In recent years, the intelligence community has put emphasis on expanding its reach among officials. To protect this flood of high-quality, highly classified material, offices all over government have been turned into SCIFs (Special Compartmented Intelligence Facilities). It's now time for a SPIF, a Special Public Intelligence Facility, to package intelligence directly and independently for the public.

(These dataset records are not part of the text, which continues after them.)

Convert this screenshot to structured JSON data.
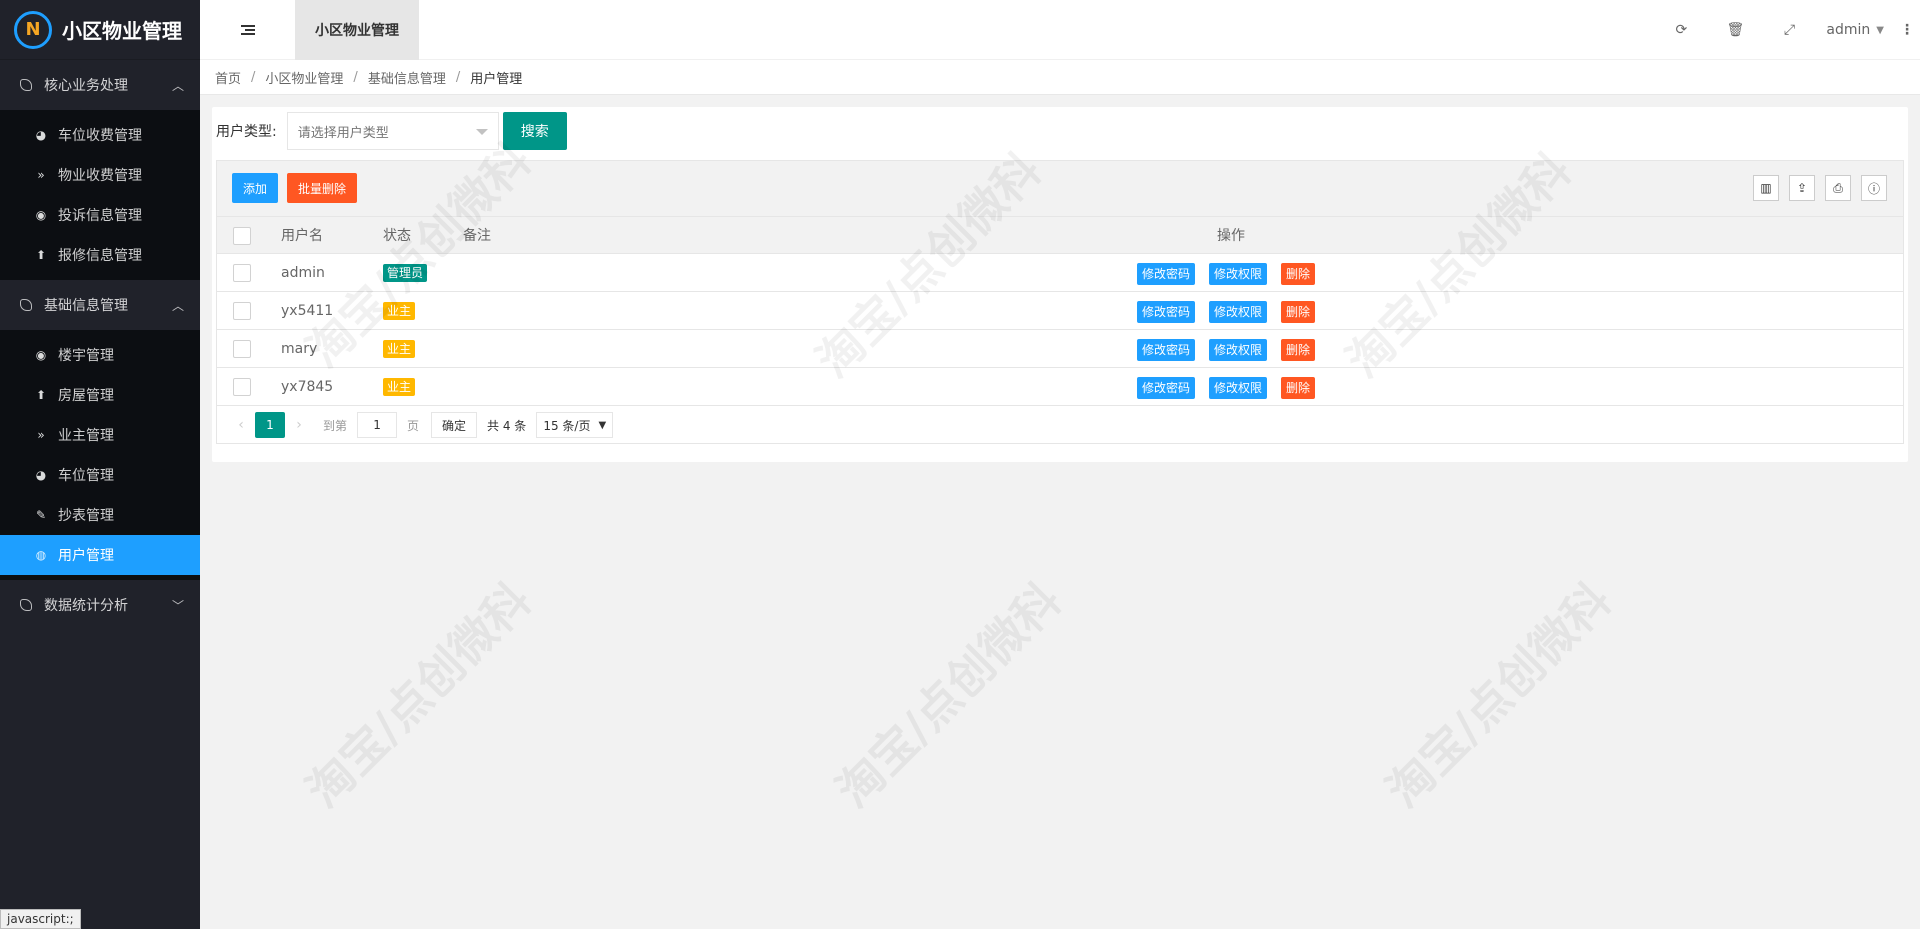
{
  "app": {
    "title": "小区物业管理",
    "logo_letter": "N"
  },
  "sidebar": {
    "groups": [
      {
        "label": "核心业务处理",
        "expanded": true,
        "items": [
          {
            "label": "车位收费管理",
            "icon": "dashboard-icon"
          },
          {
            "label": "物业收费管理",
            "icon": "double-chevron-icon"
          },
          {
            "label": "投诉信息管理",
            "icon": "target-icon"
          },
          {
            "label": "报修信息管理",
            "icon": "circle-up-icon"
          }
        ]
      },
      {
        "label": "基础信息管理",
        "expanded": true,
        "items": [
          {
            "label": "楼宇管理",
            "icon": "target-icon"
          },
          {
            "label": "房屋管理",
            "icon": "circle-up-icon"
          },
          {
            "label": "业主管理",
            "icon": "double-chevron-icon"
          },
          {
            "label": "车位管理",
            "icon": "dashboard-icon"
          },
          {
            "label": "抄表管理",
            "icon": "edit-icon"
          },
          {
            "label": "用户管理",
            "icon": "user-circle-icon",
            "active": true
          }
        ]
      },
      {
        "label": "数据统计分析",
        "expanded": false,
        "items": []
      }
    ],
    "status_tip": "javascript:;"
  },
  "header": {
    "active_tab": "小区物业管理",
    "user": "admin"
  },
  "breadcrumb": [
    "首页",
    "小区物业管理",
    "基础信息管理",
    "用户管理"
  ],
  "filter": {
    "label": "用户类型:",
    "placeholder": "请选择用户类型",
    "search_label": "搜索"
  },
  "toolbar": {
    "add_label": "添加",
    "batch_delete_label": "批量删除"
  },
  "table": {
    "columns": [
      "用户名",
      "状态",
      "备注",
      "操作"
    ],
    "rows": [
      {
        "username": "admin",
        "status": "管理员",
        "status_type": "admin"
      },
      {
        "username": "yx5411",
        "status": "业主",
        "status_type": "owner"
      },
      {
        "username": "mary",
        "status": "业主",
        "status_type": "owner"
      },
      {
        "username": "yx7845",
        "status": "业主",
        "status_type": "owner"
      }
    ],
    "actions": [
      "修改密码",
      "修改权限",
      "删除"
    ]
  },
  "pager": {
    "current": "1",
    "goto_label": "到第",
    "goto_value": "1",
    "page_unit": "页",
    "confirm_label": "确定",
    "total": "共 4 条",
    "page_size": "15 条/页"
  },
  "watermark": "淘宝/点创微科",
  "colors": {
    "sidebar_bg": "#20222a",
    "accent_blue": "#1e9fff",
    "primary_green": "#009688",
    "danger": "#ff5722",
    "warn": "#ffb800"
  }
}
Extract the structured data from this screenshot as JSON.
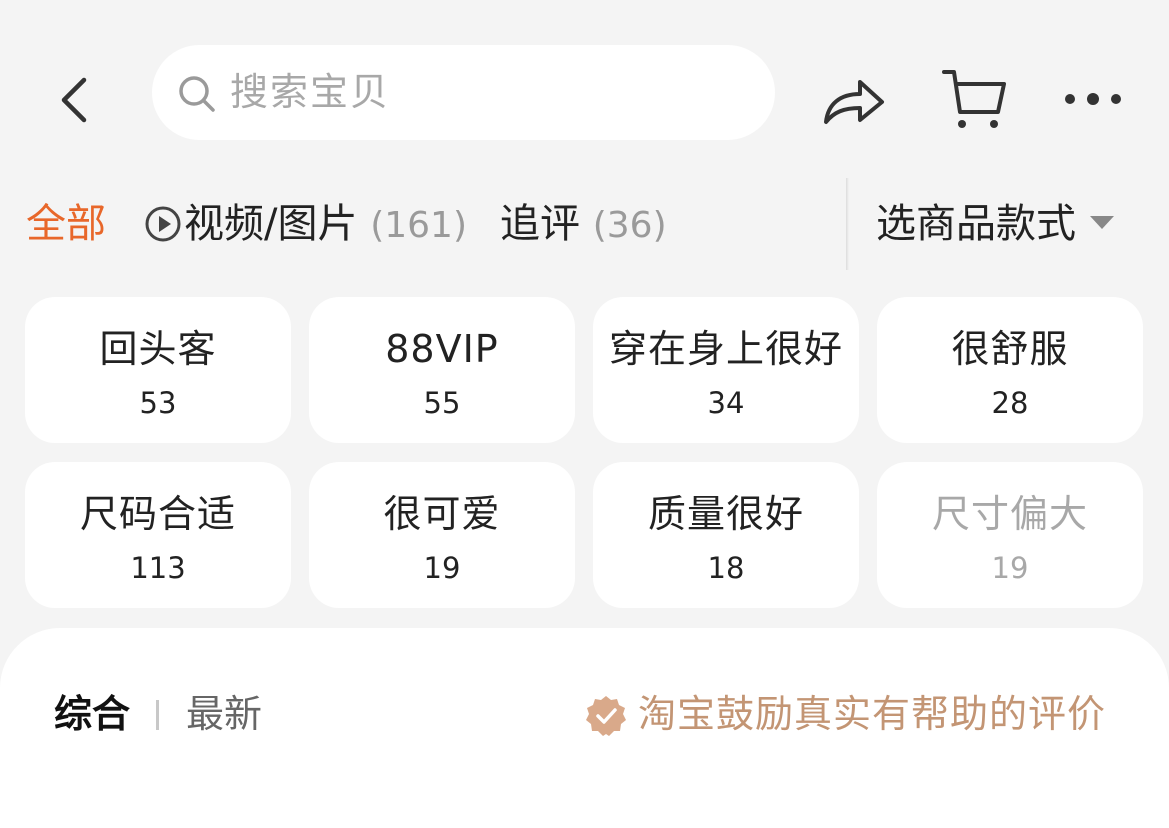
{
  "search": {
    "placeholder": "搜索宝贝"
  },
  "tabs": {
    "all": "全部",
    "media_label": "视频/图片",
    "media_count": "(161)",
    "followup_label": "追评",
    "followup_count": "(36)",
    "sku_select": "选商品款式"
  },
  "tags": [
    {
      "label": "回头客",
      "count": "53"
    },
    {
      "label": "88VIP",
      "count": "55"
    },
    {
      "label": "穿在身上很好",
      "count": "34"
    },
    {
      "label": "很舒服",
      "count": "28"
    },
    {
      "label": "尺码合适",
      "count": "113"
    },
    {
      "label": "很可爱",
      "count": "19"
    },
    {
      "label": "质量很好",
      "count": "18"
    },
    {
      "label": "尺寸偏大",
      "count": "19"
    }
  ],
  "sort": {
    "combined": "综合",
    "latest": "最新"
  },
  "encourage_text": "淘宝鼓励真实有帮助的评价",
  "colors": {
    "accent": "#e8672a",
    "badge": "#d9a98a",
    "encourage_text": "#c39574"
  },
  "icons": [
    "back-arrow-icon",
    "search-icon",
    "share-icon",
    "cart-icon",
    "more-icon",
    "play-icon",
    "verified-badge-icon"
  ]
}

To help us understand local conditions, weather professionals show us storm patterns sweeping the nation. Similarly, we need plain-talking terrorist "weather" reports. We may not like the forecast any more than we welcome the next tornado, but regular updates on the big picture, on what is happening where - incidents, arrests, threats - will allow us to apply some of that good old American common sense. We can handle the facts - and gaps in the facts. What we can't handle is dribs and drabs that add only anxiety.

The problem is not going to go away. Suicidal terrorists, long-range missiles, man-made diseases, and other problems will threaten us for as far into the future as we can see. We are all intelligence officers now.

Larry Seaquist, a former US Navy warship captain and Pentagon strategist, is the chairman of The Strategy Group, an independent, international conflict-prevention and peacebuilding organization.